[600] in cryptography@c2.net mail archive
Re: The unmentionable algorithm
daemon@ATHENA.MIT.EDU (jamesd@echeque.com)
Mon Apr 21 13:27:28 1997
From: jamesd@echeque.com
Date: Sun, 20 Apr 1997 08:12:19 +0800
To: Steven Bellovin <smb@research.att.com>, Adam Back <aba@dcs.ex.ac.uk>,
coderpunks@toad.com, cryptography@c2.net
At 09:40 PM 4/20/97 -0400, Steven Bellovin wrote:
> DES really is easy to describe. The implementation problems arise
> because we generally use languages that are too low-level. This is
> it:
>
> for i = 1 to 16
> l[i] = r[i-1]
> r[i] = l[i-1] XOR f(R[i-1], K[i])
Except of course that f is not at all easy to describe,
and you have not defined R, and you have left out some other
stuff.
> What have I left out?

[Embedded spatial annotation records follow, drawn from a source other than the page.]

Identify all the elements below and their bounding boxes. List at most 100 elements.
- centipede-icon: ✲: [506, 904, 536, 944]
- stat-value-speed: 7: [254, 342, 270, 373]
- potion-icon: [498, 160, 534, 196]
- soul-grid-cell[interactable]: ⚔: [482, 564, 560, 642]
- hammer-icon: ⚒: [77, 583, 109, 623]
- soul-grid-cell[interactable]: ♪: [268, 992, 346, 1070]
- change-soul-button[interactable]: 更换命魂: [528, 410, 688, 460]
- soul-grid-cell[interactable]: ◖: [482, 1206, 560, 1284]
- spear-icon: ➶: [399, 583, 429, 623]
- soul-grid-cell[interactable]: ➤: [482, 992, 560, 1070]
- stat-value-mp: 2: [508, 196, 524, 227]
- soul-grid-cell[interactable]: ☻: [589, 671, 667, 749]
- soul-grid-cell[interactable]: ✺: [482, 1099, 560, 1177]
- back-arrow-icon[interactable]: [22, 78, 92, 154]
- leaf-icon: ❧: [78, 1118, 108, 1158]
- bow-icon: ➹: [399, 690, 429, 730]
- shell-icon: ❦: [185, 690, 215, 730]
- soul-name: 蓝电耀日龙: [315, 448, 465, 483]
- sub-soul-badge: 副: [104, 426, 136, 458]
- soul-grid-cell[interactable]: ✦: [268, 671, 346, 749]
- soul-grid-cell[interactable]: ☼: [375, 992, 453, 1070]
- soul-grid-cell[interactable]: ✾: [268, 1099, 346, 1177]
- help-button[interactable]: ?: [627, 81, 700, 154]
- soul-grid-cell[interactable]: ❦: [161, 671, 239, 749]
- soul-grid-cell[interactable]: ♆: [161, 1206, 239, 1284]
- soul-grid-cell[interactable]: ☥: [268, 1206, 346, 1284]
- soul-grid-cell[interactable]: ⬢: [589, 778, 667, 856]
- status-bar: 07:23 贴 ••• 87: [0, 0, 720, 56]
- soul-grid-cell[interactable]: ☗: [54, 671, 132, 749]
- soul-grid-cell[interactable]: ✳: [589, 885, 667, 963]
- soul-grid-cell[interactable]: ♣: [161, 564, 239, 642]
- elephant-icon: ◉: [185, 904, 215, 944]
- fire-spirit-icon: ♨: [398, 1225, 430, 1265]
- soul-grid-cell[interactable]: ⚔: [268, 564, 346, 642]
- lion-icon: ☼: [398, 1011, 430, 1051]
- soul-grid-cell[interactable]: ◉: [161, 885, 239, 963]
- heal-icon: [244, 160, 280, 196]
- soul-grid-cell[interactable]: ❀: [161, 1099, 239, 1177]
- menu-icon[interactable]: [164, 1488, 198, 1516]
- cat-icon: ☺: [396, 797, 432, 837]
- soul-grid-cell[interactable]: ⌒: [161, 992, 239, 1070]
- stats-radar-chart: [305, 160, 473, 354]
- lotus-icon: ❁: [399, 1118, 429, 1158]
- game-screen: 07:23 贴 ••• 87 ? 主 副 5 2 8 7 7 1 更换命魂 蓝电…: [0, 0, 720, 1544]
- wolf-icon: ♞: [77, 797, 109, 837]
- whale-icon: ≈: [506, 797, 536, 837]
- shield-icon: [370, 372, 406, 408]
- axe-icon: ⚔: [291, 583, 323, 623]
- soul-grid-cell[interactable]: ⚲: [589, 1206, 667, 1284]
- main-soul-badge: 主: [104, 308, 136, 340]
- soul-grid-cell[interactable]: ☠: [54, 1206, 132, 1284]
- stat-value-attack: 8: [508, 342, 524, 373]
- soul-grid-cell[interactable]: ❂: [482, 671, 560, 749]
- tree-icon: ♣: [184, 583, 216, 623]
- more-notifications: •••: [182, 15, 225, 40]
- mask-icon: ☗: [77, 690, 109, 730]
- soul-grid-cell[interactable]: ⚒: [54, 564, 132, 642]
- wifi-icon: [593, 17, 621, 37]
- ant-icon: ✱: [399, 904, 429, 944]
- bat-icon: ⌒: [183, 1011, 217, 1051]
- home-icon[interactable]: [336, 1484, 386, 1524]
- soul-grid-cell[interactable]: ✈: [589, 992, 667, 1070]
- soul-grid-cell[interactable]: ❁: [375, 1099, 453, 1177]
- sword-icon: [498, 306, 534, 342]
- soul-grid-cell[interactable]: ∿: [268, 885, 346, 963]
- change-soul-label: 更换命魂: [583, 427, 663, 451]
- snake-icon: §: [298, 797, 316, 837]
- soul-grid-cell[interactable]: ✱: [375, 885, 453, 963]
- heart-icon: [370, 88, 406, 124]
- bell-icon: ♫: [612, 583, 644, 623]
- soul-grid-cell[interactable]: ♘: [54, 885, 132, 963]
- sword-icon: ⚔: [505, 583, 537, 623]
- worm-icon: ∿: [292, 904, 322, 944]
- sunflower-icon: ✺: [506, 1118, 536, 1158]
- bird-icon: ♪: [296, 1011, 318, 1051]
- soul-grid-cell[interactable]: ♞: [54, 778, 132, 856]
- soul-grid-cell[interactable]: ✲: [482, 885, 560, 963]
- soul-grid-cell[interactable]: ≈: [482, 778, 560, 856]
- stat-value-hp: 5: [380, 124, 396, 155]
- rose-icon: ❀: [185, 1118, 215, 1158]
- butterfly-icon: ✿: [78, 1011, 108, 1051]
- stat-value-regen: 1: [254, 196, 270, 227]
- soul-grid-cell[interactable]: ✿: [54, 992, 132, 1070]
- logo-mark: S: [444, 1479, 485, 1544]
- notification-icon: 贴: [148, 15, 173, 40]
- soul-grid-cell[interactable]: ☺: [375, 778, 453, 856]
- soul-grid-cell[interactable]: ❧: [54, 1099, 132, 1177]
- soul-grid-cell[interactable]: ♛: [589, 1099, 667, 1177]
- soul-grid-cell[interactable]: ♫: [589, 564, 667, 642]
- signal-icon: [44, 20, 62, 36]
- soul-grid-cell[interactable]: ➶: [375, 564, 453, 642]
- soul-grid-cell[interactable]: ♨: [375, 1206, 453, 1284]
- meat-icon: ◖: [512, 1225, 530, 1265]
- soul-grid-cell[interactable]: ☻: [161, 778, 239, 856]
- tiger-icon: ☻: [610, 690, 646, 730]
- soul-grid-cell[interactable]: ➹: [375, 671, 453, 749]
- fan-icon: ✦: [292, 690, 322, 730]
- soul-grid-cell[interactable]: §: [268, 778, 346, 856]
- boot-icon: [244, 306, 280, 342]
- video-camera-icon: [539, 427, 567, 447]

Nothing complex.
If your claim was true, you would not have left it out.
If I am allowed to use "high level functions" I can define any
algorithm in one line.
You can define RC4 in ordinary arithmetic operations in a few
lines.
If you try to define DES in terms of those ordinary arithmetic
operations, you will run on for about ten times as long.